El lector que haya dado buena cuenta de las dos primeras partes de la Trilogía de los pantanos de Daniel Woodrell tal vez inicie su episodio final ciertamente contrariado: de buenas a primeras, su autor nos coloca tras los pasos de John X. Shade, el padre más o menos olvidado de René, Tip y François. Ni rastro de Saint Bruno, Frogtown o el Marais de Croche, escenarios habituales de las dos anteriores novelas. Solo, no es poco, una primera escena que quita el aliento: abrumado porque su exmujer ha huido del país con el dinero que le pertenece a un tipo peligroso, Manduca Pumphrey, Shade coge lo tiene, carga con su hija pequeña y pone rumbo al hogar que abandonó años atrás. De paso, deja K.O. a Manduca, como si ese golpe a traición le concediese una ventaja que, tarde o temprano, el asesino acabará cobrando. 

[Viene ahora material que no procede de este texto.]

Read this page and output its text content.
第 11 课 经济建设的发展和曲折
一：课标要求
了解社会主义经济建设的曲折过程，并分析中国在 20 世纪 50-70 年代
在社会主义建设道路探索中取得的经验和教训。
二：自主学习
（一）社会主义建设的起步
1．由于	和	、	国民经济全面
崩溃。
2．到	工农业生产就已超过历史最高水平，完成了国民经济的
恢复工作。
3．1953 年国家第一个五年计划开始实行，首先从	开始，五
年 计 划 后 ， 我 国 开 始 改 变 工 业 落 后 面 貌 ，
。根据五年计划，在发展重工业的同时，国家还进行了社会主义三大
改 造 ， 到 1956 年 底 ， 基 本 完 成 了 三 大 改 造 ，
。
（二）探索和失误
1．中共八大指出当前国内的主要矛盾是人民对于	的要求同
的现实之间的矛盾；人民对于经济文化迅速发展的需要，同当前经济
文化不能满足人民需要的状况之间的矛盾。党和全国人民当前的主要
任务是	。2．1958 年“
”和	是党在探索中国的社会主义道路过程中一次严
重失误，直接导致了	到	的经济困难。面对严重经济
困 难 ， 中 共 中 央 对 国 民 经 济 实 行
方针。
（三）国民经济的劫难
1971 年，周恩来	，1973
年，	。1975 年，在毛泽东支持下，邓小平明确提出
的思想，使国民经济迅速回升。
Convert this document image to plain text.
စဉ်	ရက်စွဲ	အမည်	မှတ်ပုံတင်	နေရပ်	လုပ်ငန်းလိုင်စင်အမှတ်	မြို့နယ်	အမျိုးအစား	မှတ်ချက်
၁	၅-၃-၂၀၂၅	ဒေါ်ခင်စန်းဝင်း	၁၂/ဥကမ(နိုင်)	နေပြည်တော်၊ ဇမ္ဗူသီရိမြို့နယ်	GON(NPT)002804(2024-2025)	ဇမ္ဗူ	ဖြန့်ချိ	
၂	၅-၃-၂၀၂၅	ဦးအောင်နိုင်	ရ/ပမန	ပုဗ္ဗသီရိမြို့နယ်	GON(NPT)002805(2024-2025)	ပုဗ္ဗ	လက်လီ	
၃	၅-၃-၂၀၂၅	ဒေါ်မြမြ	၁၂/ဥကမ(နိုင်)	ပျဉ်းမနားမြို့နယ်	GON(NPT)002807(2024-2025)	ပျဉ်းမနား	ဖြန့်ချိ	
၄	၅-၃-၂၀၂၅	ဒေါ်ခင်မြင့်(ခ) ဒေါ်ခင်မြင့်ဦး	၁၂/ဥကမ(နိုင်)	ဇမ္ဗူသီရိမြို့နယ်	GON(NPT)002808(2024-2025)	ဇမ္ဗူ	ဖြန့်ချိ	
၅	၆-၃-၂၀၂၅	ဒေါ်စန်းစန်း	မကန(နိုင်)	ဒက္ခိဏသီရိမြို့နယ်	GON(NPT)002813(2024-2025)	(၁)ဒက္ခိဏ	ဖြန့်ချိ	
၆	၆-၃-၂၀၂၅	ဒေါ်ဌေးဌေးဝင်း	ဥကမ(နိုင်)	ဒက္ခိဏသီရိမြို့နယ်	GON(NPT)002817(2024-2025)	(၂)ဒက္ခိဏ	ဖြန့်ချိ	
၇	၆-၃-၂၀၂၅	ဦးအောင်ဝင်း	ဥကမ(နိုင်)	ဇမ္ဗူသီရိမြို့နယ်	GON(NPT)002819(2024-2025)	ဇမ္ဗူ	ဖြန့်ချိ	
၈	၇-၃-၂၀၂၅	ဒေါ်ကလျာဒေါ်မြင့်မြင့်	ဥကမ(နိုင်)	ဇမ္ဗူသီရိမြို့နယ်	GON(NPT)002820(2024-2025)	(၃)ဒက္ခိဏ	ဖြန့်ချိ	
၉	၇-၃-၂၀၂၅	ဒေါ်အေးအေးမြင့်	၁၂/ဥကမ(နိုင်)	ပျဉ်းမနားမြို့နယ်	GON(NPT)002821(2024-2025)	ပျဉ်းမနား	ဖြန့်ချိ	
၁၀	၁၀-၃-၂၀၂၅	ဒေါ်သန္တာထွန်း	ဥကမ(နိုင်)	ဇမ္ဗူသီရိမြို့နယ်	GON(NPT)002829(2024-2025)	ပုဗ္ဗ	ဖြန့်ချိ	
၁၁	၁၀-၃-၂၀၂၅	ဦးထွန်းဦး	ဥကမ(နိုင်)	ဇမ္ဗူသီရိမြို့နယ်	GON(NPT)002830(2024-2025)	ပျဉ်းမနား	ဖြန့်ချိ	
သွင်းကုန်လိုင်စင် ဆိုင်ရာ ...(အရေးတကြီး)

Quizá porque Woodrell ya había expuesto su modelo de novela negra, en Sin reproches no se ve en la necesidad de repetirlo. Su lector tiene en mente el mapa de barrios y zonas, los clanes y subculturas y conoce casi a la perfección las choques continuos entre el orden, la justicia y la familia. Por eso no sorprende encontrarse a un René suspendido de empleo; un policía que no va a ejercer como tal durante toda la novela. Ya tendrá suficiente con su papel de hijo, así como su relación con Nicole y su inminente paternidad. Por si fuera poco, hasta la figura de How Blanchette, esa máquina de fabricar one-liners a la que Woodrell había sacado todo su jugo en las anteriores novelas, también quedará sacrificada.

De este modo, nos topamos con una novela negra de ritmo difícil, en ningún caso lento. Por un lado, su autor nos hace partícipes de ese subgénero tan afín al noir como son las historias de personajes que tienen las horas contadas. Shade va a morir, eso es innegociable, pero hay que permitirle un pequeño margen para ver qué sucede cuando recala en su antiguo hogar. Cómo intenta recomponer una familia desperdigada, cómo descubre que este tiempo no es el mismo que el de aquella América de buscavidas en la que supo cómo sacar tajada. Se trata de un reencuentro amargo, que Woodrell describe con toda su dignidad. Precisamente, porque el autor de Los huesos de invierno sabe en todo momento cómo trabajar a sus personajes, perfila sin dificultad diálogos y situaciones y no fuerza lo que, en definitiva, es seña de identidad del lugar: la poética de los perdedores, las historias familiares surcadas de cicatrices y ese noir cocinado a fuego lento que estalla siempre cuando menos te lo esperas -véase la larga escena entre Manduca y el matrimonio que cruza las carreteras entre estados con el objetivo de robar y matar. 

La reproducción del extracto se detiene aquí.